- DVD release poster
- Directed by: Edward Gorsuch
- Written by: Michael Hurst
- Starring: Myiea Coy Hazel Dean Ashley Rebecca Hawkins
- Production company: Lionsgate
- Distributed by: Lionsgate
- Release date: 2006;
- Running time: 90 minutes
- Country: United States
- Language: English

= The Butcher (2006 film) =

The Butcher is a 2006 horror film directed by Edward Gorsuch. It centers on a group of teenagers who discover a murderer living in the middle of nowhere after crashing their car.

==Plot==
Six college friends embark on a road trip to Las Vegas, and during a foolish and unfamiliar shortcut, become involved in a serious car accident in a small, unknown town. One of the girls in the vehicle dies, and is accompanied by a friend while the others go looking for help in the small town. They find an old house in the woods, which is inhabited by a family of psychopaths, who proceed to chase and hunt down the group of kids.

==Cast==
- Catherine Wreford as Rachel
- Tom Nagel as Adam
- Myiea Coy as Sophie
- Alan Ritchson as Mark
- Ashley Hawkins as Atlanta
- Tiffany Kristensen as Liz
- Annie MacKay as Angel
  - Conner Gorsuch as Little Angel
- Bill Jacobson as Franklin Mayhew
- Hazell Dean as Sarah
- April Lang as Mrs. Mayhew
- Nick Stellate as Sheriff
- Pej Vahdat as Chip
- April Gilbert as Sarah

==Reception==
Mitchell Hattaway, writing for DVD Verdict, gave the film a negative review. He said that "The Butcher was shot on cheap digital videotape, and the disc's transfer is flat, dull, and noisy.

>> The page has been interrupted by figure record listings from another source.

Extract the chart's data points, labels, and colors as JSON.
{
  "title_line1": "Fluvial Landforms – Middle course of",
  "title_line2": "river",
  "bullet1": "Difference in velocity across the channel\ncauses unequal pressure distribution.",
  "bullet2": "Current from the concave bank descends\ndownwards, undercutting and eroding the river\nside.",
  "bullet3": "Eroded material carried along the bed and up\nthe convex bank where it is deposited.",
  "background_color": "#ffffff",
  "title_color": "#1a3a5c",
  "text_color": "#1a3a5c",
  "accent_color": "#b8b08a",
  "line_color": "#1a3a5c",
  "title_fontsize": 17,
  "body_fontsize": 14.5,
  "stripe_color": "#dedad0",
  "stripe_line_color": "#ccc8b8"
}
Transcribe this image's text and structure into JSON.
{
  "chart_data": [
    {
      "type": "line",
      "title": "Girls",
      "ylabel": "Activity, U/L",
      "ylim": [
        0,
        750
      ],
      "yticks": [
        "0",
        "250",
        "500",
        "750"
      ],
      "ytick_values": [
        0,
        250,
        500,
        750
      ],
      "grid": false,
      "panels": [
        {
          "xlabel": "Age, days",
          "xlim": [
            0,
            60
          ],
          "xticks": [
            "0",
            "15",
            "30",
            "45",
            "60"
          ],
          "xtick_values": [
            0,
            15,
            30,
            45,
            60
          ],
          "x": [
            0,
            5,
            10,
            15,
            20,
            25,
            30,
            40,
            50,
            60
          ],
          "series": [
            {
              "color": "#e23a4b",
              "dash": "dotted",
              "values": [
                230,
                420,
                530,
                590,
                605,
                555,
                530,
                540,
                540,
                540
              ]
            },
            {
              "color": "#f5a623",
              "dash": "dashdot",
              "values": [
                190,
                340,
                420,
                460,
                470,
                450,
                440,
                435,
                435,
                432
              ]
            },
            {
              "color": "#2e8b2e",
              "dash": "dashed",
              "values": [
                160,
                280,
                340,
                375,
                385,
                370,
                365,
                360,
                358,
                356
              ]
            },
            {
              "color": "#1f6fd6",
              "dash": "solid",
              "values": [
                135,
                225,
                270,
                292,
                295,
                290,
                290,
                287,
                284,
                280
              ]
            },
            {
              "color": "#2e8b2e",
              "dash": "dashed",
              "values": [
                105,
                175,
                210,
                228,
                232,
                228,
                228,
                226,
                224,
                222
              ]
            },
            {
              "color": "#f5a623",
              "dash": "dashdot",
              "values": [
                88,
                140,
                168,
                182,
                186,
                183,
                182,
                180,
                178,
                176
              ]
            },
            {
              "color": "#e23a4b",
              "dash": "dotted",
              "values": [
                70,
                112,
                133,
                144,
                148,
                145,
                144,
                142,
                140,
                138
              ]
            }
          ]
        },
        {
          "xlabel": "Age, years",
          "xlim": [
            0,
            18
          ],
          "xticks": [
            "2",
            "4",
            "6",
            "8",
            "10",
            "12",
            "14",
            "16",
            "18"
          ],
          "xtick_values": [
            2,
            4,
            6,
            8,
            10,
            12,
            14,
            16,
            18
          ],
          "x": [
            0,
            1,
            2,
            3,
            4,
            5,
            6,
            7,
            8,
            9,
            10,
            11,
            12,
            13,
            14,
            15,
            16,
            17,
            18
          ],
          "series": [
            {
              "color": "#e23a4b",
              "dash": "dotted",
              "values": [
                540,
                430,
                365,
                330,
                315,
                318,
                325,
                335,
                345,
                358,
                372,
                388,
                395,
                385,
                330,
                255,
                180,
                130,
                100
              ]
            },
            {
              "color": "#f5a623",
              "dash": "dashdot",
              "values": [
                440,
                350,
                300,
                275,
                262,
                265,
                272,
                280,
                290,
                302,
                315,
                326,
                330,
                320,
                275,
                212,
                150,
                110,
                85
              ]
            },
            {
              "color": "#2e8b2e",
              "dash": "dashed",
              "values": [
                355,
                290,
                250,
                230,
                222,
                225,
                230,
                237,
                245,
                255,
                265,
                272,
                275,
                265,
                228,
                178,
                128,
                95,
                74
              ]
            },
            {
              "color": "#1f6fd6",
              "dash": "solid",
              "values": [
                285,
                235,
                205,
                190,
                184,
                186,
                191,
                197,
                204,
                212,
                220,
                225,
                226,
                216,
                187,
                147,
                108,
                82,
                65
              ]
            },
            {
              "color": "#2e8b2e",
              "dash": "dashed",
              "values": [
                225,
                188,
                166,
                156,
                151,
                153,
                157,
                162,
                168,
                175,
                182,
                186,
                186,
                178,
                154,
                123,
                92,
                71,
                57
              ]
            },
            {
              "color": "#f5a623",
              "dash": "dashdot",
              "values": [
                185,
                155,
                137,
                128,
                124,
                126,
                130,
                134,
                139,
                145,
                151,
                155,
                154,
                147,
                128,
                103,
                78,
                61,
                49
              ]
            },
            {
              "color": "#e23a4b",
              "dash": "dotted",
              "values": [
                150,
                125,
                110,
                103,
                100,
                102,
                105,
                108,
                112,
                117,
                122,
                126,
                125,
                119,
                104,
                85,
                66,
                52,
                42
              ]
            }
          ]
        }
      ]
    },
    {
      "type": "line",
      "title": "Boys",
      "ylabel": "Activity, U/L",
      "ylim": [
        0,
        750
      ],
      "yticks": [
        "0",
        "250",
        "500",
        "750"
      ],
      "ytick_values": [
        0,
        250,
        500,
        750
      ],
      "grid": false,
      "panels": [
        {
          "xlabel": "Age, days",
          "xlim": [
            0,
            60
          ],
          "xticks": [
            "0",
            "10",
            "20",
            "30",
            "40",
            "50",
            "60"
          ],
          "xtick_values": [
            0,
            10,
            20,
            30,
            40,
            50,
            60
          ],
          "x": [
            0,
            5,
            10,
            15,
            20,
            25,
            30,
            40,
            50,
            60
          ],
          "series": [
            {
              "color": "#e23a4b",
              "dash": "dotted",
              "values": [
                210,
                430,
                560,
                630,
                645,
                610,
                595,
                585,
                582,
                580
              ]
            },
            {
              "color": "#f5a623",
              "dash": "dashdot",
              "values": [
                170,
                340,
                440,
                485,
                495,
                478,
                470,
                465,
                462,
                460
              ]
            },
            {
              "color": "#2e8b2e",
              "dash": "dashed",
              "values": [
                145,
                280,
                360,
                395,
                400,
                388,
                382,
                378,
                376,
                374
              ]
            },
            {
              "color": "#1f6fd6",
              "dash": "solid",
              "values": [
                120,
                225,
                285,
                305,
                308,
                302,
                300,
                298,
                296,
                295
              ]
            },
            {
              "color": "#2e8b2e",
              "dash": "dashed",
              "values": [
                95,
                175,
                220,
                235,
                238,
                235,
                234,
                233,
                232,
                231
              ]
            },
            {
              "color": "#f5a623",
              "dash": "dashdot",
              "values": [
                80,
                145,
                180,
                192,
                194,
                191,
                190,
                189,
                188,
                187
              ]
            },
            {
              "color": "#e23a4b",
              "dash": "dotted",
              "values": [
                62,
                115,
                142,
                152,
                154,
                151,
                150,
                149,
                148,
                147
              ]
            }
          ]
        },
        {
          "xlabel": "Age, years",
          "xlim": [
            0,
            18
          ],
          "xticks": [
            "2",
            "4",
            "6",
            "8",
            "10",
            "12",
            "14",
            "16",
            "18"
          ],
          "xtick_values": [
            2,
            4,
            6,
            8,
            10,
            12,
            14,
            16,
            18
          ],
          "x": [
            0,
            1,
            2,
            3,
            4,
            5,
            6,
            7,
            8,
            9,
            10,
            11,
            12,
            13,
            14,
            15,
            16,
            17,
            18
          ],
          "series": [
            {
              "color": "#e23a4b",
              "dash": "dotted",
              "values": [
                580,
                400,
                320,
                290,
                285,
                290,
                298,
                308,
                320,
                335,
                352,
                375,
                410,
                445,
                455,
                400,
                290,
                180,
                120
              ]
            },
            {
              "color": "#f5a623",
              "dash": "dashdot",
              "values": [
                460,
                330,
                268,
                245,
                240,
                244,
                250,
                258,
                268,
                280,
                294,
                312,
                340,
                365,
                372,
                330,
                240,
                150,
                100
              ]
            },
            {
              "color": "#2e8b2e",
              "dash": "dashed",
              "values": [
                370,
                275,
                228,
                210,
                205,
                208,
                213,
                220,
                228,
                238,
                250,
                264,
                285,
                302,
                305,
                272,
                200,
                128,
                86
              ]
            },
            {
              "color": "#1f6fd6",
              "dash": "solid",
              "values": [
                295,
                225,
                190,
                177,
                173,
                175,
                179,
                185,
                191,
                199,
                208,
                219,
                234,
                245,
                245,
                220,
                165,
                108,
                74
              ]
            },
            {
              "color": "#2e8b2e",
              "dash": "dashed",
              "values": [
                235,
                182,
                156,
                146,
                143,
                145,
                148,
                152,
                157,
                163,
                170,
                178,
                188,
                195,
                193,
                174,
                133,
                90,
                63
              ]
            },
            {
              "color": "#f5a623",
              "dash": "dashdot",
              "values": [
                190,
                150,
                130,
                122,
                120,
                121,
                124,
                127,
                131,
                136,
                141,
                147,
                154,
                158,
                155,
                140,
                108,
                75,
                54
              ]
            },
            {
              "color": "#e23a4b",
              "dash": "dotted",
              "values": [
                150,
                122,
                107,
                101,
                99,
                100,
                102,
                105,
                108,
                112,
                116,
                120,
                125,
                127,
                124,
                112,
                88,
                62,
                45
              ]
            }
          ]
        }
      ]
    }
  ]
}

There is little channel separation in the stereo soundtrack, and dialogue sounds tinny and canned. An assortment of previews is the only bonus feature. I would be remiss if I didn't give the filmmakers props for their one original idea: I'm pretty sure this is the only movie in the history of cinema in which a character is killed by being drowned in a bathtub filled with strawberry Nestlé's Quik. Eat your heart out, Mr. Hitchcock." HorrorTalk wrote that "Right off the bat, The Butcher is going to be a love-it or hate-it film for most, due to the fact that its sole purpose of being nothing more than a torture horror film at its most basic level." DreadCentral wrote that: "Originally entitled The Harvest, Lionsgate realized that was just too generic and changed it to the almost nearly as generic The Butcher. Considering the film doesn't seem to have an original idea in its body or any intention of even trying to come up with an original idea or the ability to do anything even remotely creative with its recycled material, a more fitting title would have been The Nevada Wrong Turn Massacre."